Dairy market analysts differ widely in their preliminary forecasts for the farmgate milk price next season, which begins in two months.
The span of $3 between highest and lowest should give rise to caution among dairy farmers budgeting for the new season to cover much higher farm expenses.
Westpac senior agri economist Nathan Penny, an analyst of long standing with a reputation for optimism, said increasing Chinese demand and the relatively low New Zealand dollar will deliver $10/kg milksolids in 2023-24.
ASB economist Nat Keall said improving Chinese demand is being offset by weaker dairy consumption elsewhere and that $7/kg is a reasonable forecast.
ANZ agricultural economist Susan Kilsby sits in the middle at $8.50, having just trimmed both the current season prediction and 2023-24 by 25c because dairy commodities have not rebounded as she hoped.
Penny said the reopening of the Chinese economy after covid lockdowns has already lifted the tide in sheepmeat and export logs.
“It is a matter of when, not if, lifting Chinese demand translates into higher dairy prices.”
As NZ’s largest market, China has an over-sized impact on global dairy prices. Its share of NZ dairy purchasing fell from 43% in November 2021 to 30% currently, matched by the fall in dairy prices.
“Other key markets in the rest of Asia picked up the slack, although at lower prices than China had been paying.
“Looking over the remainder of 2023, we expect Chinese buyers to return in greater numbers in line with their average buying patterns over 2020 and 2021,” Penny said.
Milk production in the United States, Europe and NZ has picked up but will remain subdued, he said.
“All up, we expect global dairy prices to firm over the course of 2023.
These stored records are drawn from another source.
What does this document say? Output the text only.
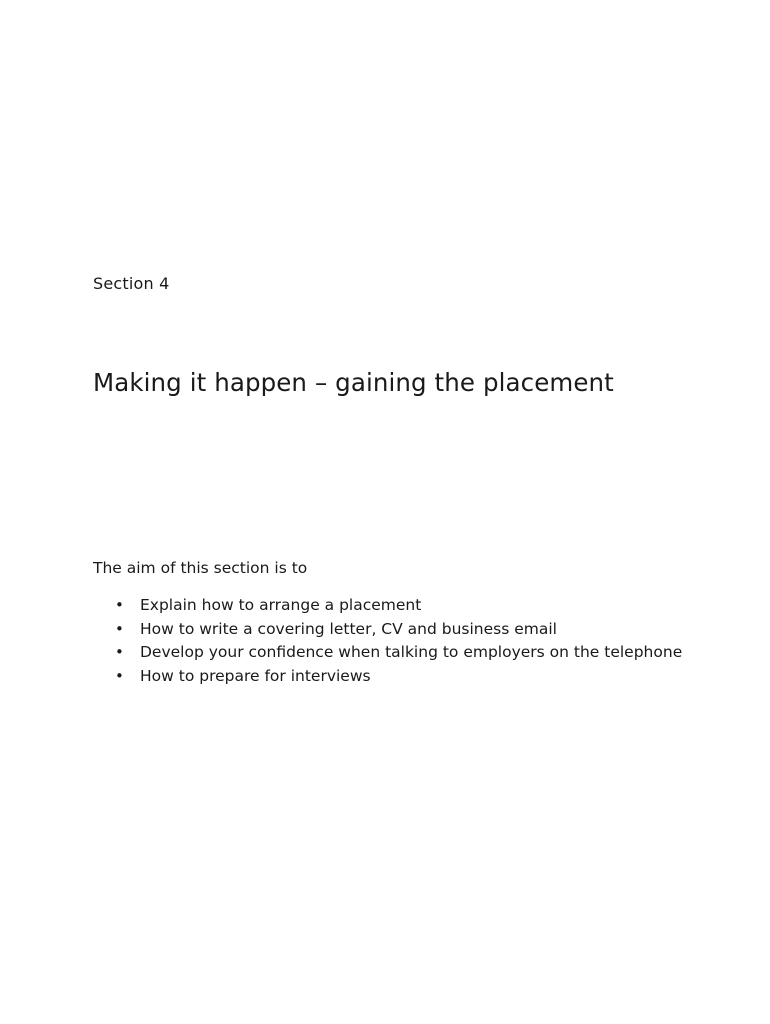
Section 4
Making it happen – gaining the placement
The aim of this section is to
• Explain how to arrange a placement
• How to write a covering letter, CV and business email
• Develop your confidence when talking to employers on the telephone
• How to prepare for interviews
“While the lift will come too late for this season’s forecast, it does set up 2023-24 for a bumper milk price.”
Keall said the ASB team thinks lower demand is now the dominant market theme.
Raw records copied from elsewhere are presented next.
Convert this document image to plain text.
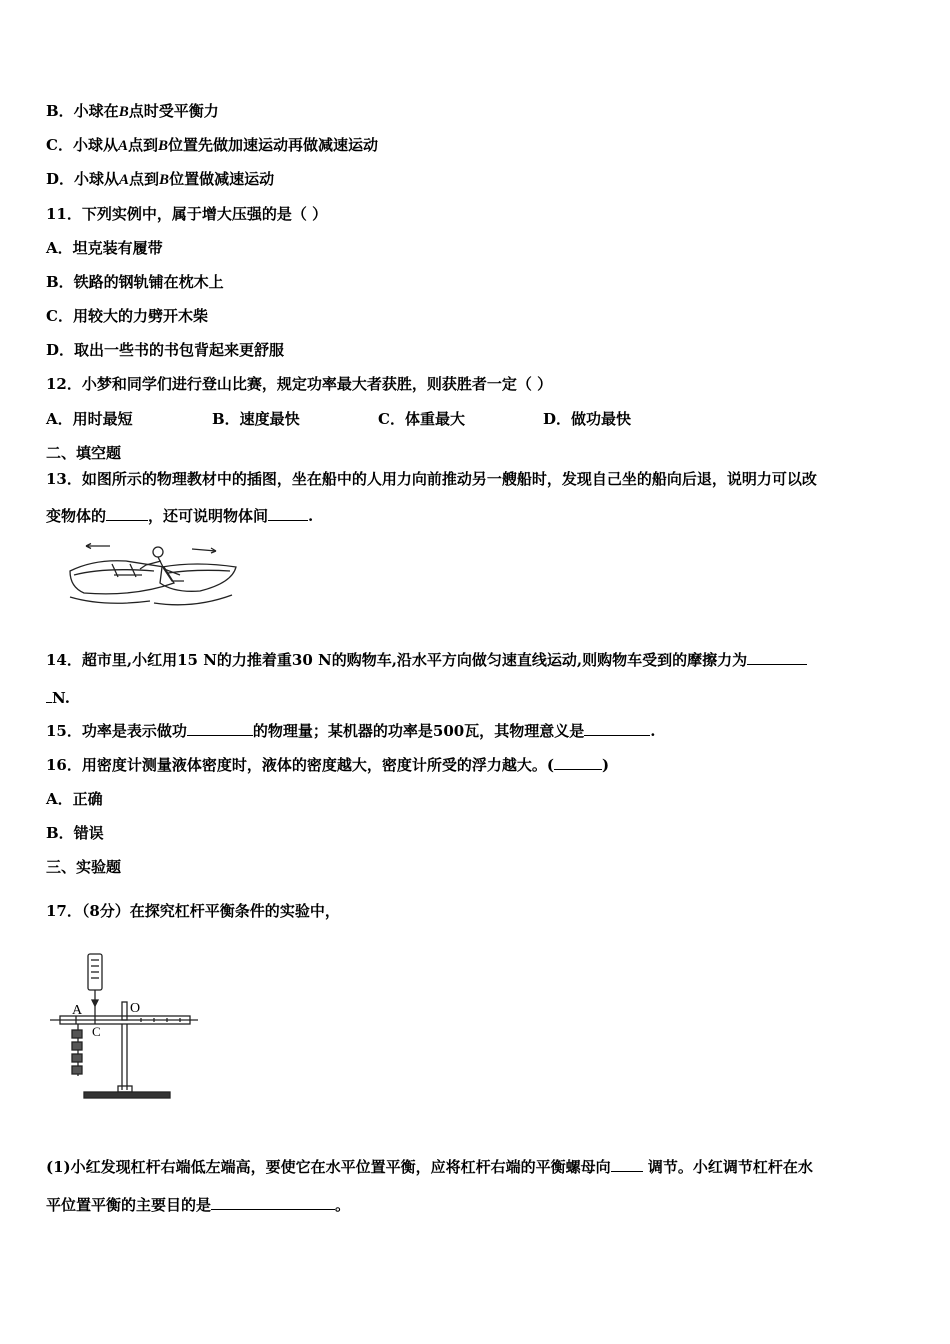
B．小球在B点时受平衡力
C．小球从A点到B位置先做加速运动再做减速运动
D．小球从A点到B位置做减速运动
11．下列实例中，属于增大压强的是（ ）
A．坦克装有履带
B．铁路的钢轨铺在枕木上
C．用较大的力劈开木柴
D．取出一些书的书包背起来更舒服
12．小梦和同学们进行登山比赛，规定功率最大者获胜，则获胜者一定（ ）
A．用时最短	B．速度最快	C．体重最大	D．做功最快
二、填空题
13．如图所示的物理教材中的插图，坐在船中的人用力向前推动另一艘船时，发现自己坐的船向后退，说明力可以改
变物体的	，还可说明物体间	.
14．超市里,小红用15 N的力推着重30 N的购物车,沿水平方向做匀速直线运动,则购物车受到的摩擦力为
N.
15．功率是表示做功	的物理量；某机器的功率是500瓦，其物理意义是	.
16．用密度计测量液体密度时，液体的密度越大，密度计所受的浮力越大。(	)
A．正确
B．错误
三、实验题
17．（8分）在探究杠杆平衡条件的实验中，
A	O
C
(1)小红发现杠杆右端低左端高，要使它在水平位置平衡，应将杠杆右端的平衡螺母向 调节。小红调节杠杆在水
平位置平衡的主要目的是	。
“Understandably, a less certain outlook for the global economy and the prospect of weaker consumption in many parts of the world are weighing on buyers.
“With milk production also getting past its lows, the balance of supply and demand has shifted markedly.”
Bidders on Global Dairy Trade are securing what they need without needing to go on the offensive, and China’s return to GDT isn’t pushing prices higher.
China’s volume of whole milk powder has risen but other markets are increasingly stepping back.
“We expect this to remain a theme over the course of the next season, with improving Chinese demand offset by weaker dairy consumption elsewhere.
“What’s more, with local production strong and dairy stocks still healthy, there’s a limit to what Chinese processors will be prepared to pay for now.
“With global dairy supply past its lows and softer global growth set to weigh on demand, we don’t see prices mounting a dramatic comeback.”
At ANZ, Kilsby is cautious concerning next season’s milk price, saying the decline in dairy commodity prices of the past few months is unlikely to abate due to expanding world milk supplies.
The futures market and the forward sales on GDT point to a flattening line a little above $8 for the farmgate milk price.
The NZD is expected to firm over the medium term but that influence will be muted by the foreign exchange hedging policies of the dairy companies.
“Global dairy markets are not quite as robust as we hoped, which will put downward pressure on prices.
“But as demand from China improves this will help to soak up the surplus dairy products currently available.”
Penny acknowledged that dairy farm margins will remain tighter for longer after revising the current milk price down by 35c to $8.40.
But his very optimistic $10 for next season plus some moderation in the growth of farm costs should recover some of this season’s lost ground for operating margins.